Do they Work?

Do Rig Tests Work?

Yes, but with caveats.

Certainly, four post rig tests provide an insight into the way the suspension interacts with other elements of a vehicle, and can reveal characteristics that are difficult to identify otherwise. Equally, vehicle deficiencies that have been hidden by a particular suspension set-up (and cannot be detected by a rig test) may well be exposed if the set-up is changed radically. Occasional spectacular successes and spectacular failures can be attributed to these features of a four post rig test.

More usually, however, a test rig is simply one of the tools that are used to achieve and maintain optimal suspension performance for a vehicle and, for example, the rigs at Cranfield and Thetford have been used on a regular basis by the last five winners of the BTCC championship.

It is important to realise that rig tests in isolation are unlikely to yield an optimal suspension set-up.

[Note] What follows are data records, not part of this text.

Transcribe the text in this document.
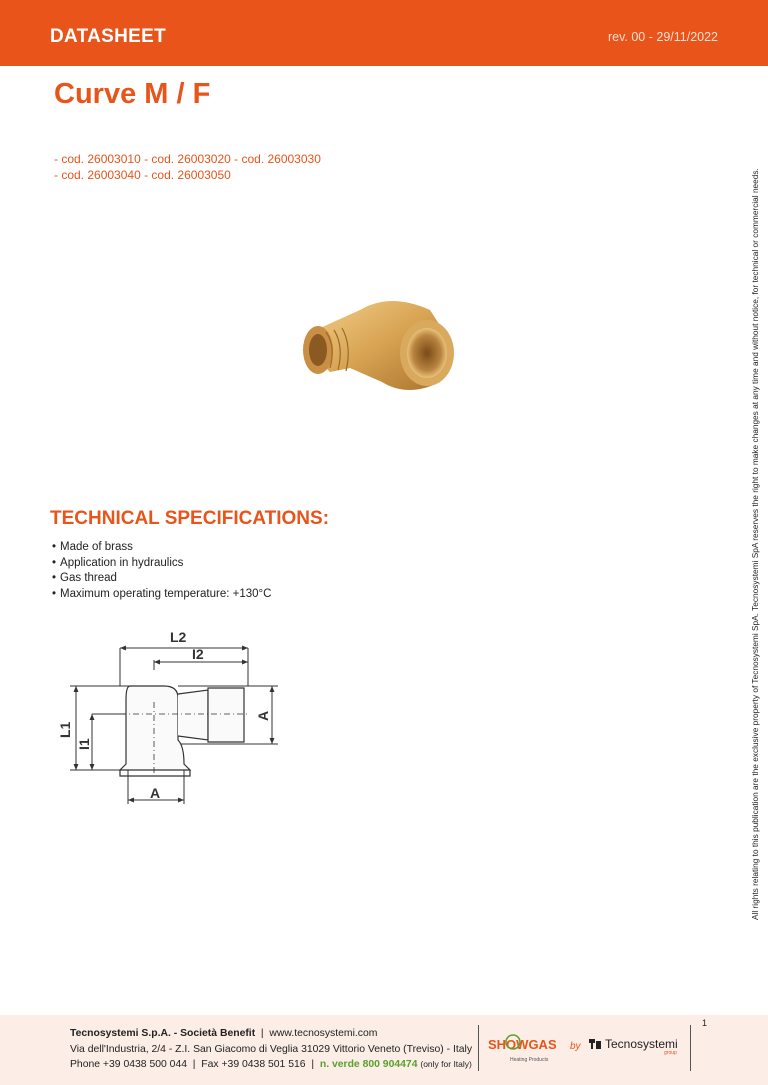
DATASHEET	rev. 00 - 29/11/2022
Curve M / F
- cod. 26003010 - cod. 26003020 - cod. 26003030
- cod. 26003040 - cod. 26003050
TECHNICAL SPECIFICATIONS:
• Made of brass
• Application in hydraulics
• Gas thread
• Maximum operating temperature: +130°C
L2
I2
A
L1
I1
A	All rights relating to this publication are the exclusive property of Tecnosystemi SpA. Tecnosystemi SpA reserves the right to make changes at any time and without notice, for technical or commercial needs.
1
Tecnosystemi S.p.A. - Società Benefit  |  www.tecnosystemi.com
Via dell'Industria, 2/4 - Z.I. San Giacomo di Veglia 31029 Vittorio Veneto (Treviso) - Italy
Phone +39 0438 500 044  |  Fax +39 0438 501 516  |  n. verde 800 904474 (only for Italy)
SHOWGAS
Heating Products
by Tecnosystemi
group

The suspension of a vehicle performs several functions, some of them conflicting (more). For example, a linear style of damping is most effective at dissipating energy from a vehicle, but a linear style of damping controlling the steered wheels provides little feedback to the driver and implies a large steering time constant. It follows that moving the style of damping towards linear might improve the vehicle, but is likely to make it more difficult to drive; at best, a driver will have to adapt his driving technique (which requires track time); at worst the driver/vehicle combination will be slower.

The requirement to control the attitude and ride height of an "aerodynamic" vehicle at high speeds further complicates matters (more), and the task of blending low and high speed performance of a suspension is an exacting one.